Media crash : l’envers du décor de la fabrique de l’information privée

Par France-Soir

« Media Crash – qui a tué le débat public ? »Mediapart

CRITIQUE — Dans le documentaire « Media Crash – qui a tué le débat public ? », les journalistes de Mediapart et de Premières lignes, Valentine Oberti et Luc Hermann, se sont associés pour interpeller les citoyens sur l’hyper-concentration des médias.

Un sujet qui tombe à point nommé, alors que la commission d’enquête sénatoriale qui interroge en ce début d’année 2022 neuf milliardaires propriétaires de grands médias privés, est décriée, accusée « de tourner à la face ». « Media Crash » veut « interpeller les citoyens sur ce sujet majeur » à partir de « faits ».

Neuf milliardaires détiennent 90% des grands médias privés en France 

Pour les hommes d’affaires, investir le secteur des médias répond à deux objectifs : d’abord, un intérêt purement économique, le documentaire avance d’ailleurs que « les médias sont le deuxième secteur le plus rentable ». Mais la profitabilité des médias reste relative et ne représenterait pas grand chose pour les milliardaires si elle n’allait pas de pair avec la possibilité de défendre leurs intérêts privés, au détriment de l’information d’intérêt public. 

En ligne de mire, il y a l’industriel breton Vincent Bolloré, propriétaire d’Havas, le tout-puissant groupe de conseil en communication spécialisé dans l’achat d’espace publicitaire dans la presse. Il détient aussi les chaînes CNews et D8 et la radio Europe 1, dont les rachats ont créé de nombreux remous et causés le départ d’une partie des rédactions. Le documentaire nous informe que le richissime homme d’affaires sait user de son influence pour s’opposer à la diffusion d’un documentaire sur France 2 qui l’accuse, entre autres, de faire travailler des enfants. Nous apprenons aussi que sa filiale Havas lui permet de priver certains médias de campagnes publicitaires : le journal « Le Monde » en a fait les frais, suite à la publication d’un article concernant le monopole Bolloré sur le port d’Abidjan. 
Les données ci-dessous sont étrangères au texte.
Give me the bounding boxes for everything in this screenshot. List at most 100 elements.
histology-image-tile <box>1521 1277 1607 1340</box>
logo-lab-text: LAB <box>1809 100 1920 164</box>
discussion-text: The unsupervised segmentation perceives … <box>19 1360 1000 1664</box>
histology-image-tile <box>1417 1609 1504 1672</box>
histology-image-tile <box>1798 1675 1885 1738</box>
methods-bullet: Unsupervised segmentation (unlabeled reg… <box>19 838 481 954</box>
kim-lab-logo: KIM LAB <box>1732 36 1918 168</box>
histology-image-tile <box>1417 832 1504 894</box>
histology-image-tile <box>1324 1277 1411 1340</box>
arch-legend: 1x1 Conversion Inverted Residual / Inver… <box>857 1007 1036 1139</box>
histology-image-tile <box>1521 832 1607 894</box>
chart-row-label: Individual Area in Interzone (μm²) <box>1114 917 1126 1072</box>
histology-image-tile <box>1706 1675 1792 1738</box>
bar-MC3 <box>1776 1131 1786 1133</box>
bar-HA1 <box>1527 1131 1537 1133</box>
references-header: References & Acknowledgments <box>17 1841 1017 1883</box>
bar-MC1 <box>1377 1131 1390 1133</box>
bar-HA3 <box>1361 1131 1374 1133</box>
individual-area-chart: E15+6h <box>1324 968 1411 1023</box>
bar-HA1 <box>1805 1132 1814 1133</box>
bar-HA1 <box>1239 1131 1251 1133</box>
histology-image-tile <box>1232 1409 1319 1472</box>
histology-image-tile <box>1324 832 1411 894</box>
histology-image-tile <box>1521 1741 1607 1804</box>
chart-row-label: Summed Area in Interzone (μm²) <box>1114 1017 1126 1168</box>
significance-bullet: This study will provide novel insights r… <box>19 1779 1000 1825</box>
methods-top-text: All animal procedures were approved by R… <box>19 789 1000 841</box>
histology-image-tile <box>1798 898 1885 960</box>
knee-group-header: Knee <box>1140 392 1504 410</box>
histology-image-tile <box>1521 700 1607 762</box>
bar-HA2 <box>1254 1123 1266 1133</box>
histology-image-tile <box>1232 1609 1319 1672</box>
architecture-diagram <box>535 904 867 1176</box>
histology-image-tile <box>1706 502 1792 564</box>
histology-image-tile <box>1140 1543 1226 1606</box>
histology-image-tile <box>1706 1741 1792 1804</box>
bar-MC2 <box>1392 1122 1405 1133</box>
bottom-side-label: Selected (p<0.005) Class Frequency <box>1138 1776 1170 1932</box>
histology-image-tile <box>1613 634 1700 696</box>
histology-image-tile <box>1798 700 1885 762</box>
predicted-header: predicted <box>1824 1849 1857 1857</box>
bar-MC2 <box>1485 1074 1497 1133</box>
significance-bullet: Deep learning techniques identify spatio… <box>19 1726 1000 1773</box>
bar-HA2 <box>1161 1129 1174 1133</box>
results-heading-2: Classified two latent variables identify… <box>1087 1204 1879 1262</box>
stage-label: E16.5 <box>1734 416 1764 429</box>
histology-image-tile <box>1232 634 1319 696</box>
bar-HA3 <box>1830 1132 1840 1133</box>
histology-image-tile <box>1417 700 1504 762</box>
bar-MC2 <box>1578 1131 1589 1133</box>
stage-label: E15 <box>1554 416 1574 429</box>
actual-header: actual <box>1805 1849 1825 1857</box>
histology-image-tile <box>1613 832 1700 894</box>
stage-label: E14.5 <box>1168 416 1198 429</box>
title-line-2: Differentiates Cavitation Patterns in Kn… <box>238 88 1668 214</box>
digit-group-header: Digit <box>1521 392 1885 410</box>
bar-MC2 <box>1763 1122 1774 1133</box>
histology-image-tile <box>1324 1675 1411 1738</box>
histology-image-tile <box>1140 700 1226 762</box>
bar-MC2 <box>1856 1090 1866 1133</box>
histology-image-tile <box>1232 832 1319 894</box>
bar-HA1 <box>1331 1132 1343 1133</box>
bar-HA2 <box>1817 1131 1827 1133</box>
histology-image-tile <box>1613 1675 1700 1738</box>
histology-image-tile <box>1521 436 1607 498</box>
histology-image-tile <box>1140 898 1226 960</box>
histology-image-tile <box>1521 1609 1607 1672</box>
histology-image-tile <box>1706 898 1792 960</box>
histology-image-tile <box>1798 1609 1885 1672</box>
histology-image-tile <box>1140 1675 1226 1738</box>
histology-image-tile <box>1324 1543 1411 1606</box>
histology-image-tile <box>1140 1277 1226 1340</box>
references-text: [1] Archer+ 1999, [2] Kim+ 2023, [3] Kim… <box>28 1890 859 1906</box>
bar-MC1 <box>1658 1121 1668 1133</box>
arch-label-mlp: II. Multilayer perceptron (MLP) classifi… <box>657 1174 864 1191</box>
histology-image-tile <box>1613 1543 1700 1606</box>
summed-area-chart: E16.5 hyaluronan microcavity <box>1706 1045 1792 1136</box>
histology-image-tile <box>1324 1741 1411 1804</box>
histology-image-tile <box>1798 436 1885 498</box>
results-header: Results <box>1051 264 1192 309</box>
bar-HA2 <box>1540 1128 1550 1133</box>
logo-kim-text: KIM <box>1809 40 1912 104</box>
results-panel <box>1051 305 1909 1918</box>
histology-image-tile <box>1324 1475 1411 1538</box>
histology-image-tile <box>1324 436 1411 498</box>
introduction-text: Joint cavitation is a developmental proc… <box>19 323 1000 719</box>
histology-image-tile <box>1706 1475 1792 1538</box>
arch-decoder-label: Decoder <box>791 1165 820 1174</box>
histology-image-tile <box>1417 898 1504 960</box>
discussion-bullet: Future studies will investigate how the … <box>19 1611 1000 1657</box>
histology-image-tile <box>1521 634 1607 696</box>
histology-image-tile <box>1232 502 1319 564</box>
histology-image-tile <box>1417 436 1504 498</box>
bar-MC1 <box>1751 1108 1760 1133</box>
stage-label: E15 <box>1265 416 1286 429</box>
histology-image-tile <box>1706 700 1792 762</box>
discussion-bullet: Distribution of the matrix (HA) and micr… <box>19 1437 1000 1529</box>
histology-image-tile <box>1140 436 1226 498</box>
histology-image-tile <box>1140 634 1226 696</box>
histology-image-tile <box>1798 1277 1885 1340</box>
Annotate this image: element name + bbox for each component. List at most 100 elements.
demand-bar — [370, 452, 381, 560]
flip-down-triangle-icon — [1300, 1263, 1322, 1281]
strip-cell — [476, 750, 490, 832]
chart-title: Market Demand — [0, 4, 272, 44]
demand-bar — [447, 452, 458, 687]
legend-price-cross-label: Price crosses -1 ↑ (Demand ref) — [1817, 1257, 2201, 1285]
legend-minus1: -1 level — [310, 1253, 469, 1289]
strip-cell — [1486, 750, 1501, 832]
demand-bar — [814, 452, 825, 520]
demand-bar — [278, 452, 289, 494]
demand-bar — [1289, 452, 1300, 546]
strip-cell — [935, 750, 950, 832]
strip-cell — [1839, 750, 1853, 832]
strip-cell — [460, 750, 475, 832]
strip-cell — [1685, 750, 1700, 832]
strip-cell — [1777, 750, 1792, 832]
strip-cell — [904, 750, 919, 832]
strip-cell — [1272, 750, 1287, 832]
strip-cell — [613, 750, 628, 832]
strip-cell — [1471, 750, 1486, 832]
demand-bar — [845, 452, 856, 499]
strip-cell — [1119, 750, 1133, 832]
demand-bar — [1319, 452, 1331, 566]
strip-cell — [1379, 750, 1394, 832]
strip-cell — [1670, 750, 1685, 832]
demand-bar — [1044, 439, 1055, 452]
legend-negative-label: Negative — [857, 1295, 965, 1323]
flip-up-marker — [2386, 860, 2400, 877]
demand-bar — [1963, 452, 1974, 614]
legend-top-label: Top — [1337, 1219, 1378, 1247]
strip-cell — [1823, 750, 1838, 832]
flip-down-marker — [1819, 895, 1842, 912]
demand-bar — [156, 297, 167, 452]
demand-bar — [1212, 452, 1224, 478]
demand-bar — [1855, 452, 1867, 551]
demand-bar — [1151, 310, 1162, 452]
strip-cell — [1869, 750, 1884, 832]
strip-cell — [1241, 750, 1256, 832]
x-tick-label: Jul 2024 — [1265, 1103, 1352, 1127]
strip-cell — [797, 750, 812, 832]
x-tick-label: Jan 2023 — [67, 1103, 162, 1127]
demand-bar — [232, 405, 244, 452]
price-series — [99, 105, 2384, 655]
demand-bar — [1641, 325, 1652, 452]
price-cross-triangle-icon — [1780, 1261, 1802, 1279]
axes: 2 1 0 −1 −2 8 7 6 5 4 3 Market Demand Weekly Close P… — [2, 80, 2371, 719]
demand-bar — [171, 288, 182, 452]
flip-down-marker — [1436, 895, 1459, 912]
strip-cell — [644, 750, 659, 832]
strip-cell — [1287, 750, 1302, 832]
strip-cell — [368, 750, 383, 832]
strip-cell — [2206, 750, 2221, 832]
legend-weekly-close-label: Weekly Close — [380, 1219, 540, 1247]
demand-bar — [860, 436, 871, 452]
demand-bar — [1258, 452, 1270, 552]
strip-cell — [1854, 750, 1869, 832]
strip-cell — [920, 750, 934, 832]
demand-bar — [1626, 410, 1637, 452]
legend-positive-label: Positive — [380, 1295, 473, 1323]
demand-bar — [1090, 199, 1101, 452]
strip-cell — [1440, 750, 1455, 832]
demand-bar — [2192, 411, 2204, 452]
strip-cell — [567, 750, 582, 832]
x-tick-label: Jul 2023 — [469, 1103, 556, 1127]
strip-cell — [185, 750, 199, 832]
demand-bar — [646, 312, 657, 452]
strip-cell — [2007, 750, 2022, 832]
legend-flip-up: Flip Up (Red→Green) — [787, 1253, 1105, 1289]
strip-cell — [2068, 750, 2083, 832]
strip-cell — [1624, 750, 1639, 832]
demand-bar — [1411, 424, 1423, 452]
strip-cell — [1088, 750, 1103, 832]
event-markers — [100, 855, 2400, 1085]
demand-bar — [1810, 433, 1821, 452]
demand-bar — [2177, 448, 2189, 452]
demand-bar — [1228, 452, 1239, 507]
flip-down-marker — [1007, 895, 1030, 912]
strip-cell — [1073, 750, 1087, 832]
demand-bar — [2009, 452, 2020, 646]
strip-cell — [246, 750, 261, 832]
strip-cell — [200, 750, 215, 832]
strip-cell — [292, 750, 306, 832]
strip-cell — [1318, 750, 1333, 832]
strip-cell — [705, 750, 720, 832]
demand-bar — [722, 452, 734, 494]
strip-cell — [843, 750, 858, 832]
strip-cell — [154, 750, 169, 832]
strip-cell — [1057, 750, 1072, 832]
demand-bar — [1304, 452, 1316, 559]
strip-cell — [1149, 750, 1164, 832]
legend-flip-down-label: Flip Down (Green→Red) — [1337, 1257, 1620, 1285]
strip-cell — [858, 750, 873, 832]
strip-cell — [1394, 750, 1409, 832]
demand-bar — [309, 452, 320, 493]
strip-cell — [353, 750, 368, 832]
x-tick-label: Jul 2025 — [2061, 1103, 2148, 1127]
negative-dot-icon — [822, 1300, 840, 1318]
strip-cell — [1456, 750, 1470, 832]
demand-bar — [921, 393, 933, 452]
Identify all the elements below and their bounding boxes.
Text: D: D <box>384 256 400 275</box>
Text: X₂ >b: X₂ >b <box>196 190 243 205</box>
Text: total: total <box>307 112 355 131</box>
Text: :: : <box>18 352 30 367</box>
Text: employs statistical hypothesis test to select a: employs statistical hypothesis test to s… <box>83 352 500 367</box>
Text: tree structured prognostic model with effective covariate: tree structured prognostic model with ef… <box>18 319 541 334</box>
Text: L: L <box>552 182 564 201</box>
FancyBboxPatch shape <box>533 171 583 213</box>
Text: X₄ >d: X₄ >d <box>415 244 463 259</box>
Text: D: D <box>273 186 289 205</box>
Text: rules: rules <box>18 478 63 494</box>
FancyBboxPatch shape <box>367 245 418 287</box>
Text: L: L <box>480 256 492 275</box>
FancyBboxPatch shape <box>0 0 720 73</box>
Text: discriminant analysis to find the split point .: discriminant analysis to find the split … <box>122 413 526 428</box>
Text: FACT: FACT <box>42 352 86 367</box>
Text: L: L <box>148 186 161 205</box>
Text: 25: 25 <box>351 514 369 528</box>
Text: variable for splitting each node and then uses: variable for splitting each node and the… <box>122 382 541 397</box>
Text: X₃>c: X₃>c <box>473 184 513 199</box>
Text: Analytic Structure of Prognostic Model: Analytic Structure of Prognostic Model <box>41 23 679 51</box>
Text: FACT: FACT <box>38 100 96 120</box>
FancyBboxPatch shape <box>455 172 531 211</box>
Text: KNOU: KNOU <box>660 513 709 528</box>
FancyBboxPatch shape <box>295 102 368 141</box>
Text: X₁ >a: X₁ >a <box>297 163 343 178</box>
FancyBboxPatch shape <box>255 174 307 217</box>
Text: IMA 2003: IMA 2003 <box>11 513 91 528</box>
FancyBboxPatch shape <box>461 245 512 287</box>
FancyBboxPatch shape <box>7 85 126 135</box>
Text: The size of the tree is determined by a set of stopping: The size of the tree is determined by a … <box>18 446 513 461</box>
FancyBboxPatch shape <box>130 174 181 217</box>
Bernard Arnault, propriétaire de LVMH et de médias comme les Échos et le Parisien, est aussi pointé du doigt, pour ses tentatives de dissimulations concernant certaines affaires. On découvre par exemple que le journaliste Tristan Waleckx a été menacé directement par l’homme d’affaires pour avoir enquêté sur la fabrication de souliers du groupe LVMH en Roumanie, pourtant indiqué « made in France ». Bernard Arnault a également déposé une plainte contre lui. 

Certains responsables politiques s’accommodent volontiers de ces jeux d’influences, quand ils n’exercent pas eux-mêmes des pressions. Notons par exemple l’affaire du supposé financement libyen de la campagne de Nicolas Sarkozy, ou celle concernant l’utilisation d’armes françaises au Yémen, pour laquelle Valentine Oberti dévoile avoir fait l’objet de pressions gouvernementales et de « rappel à la loi » pour ne pas diffuser l’information. 

« Les grands perdants, ce sont les citoyens » 

N’ayant pas accès à ce qui se cache derrière le rideau, les citoyens sont les premiers perdants du fonctionnement actuel des médias privés : « il y a ce que vous voyez, ce que certains souhaitent que vous voyiez et ce que vous ne voyez pas » peut-on entendre dans le documentaire. 

C’est pour remobiliser les citoyens sur leur rôle en tant que consommateur de l’information que les réalisateurs ont souhaité diffuser leur documentaire au cinéma, « un des derniers lieux de débats et d’échange », selon eux. La distribution de ce documentaire se fera donc sous forme de projection-débats à travers les cinémas de France. Seront présents les réalisateurs, des journalistes de Mediapart, des médias locaux et des associations comme Oxfam.  

Le futur de la liberté d’expression : les médias indépendants ?  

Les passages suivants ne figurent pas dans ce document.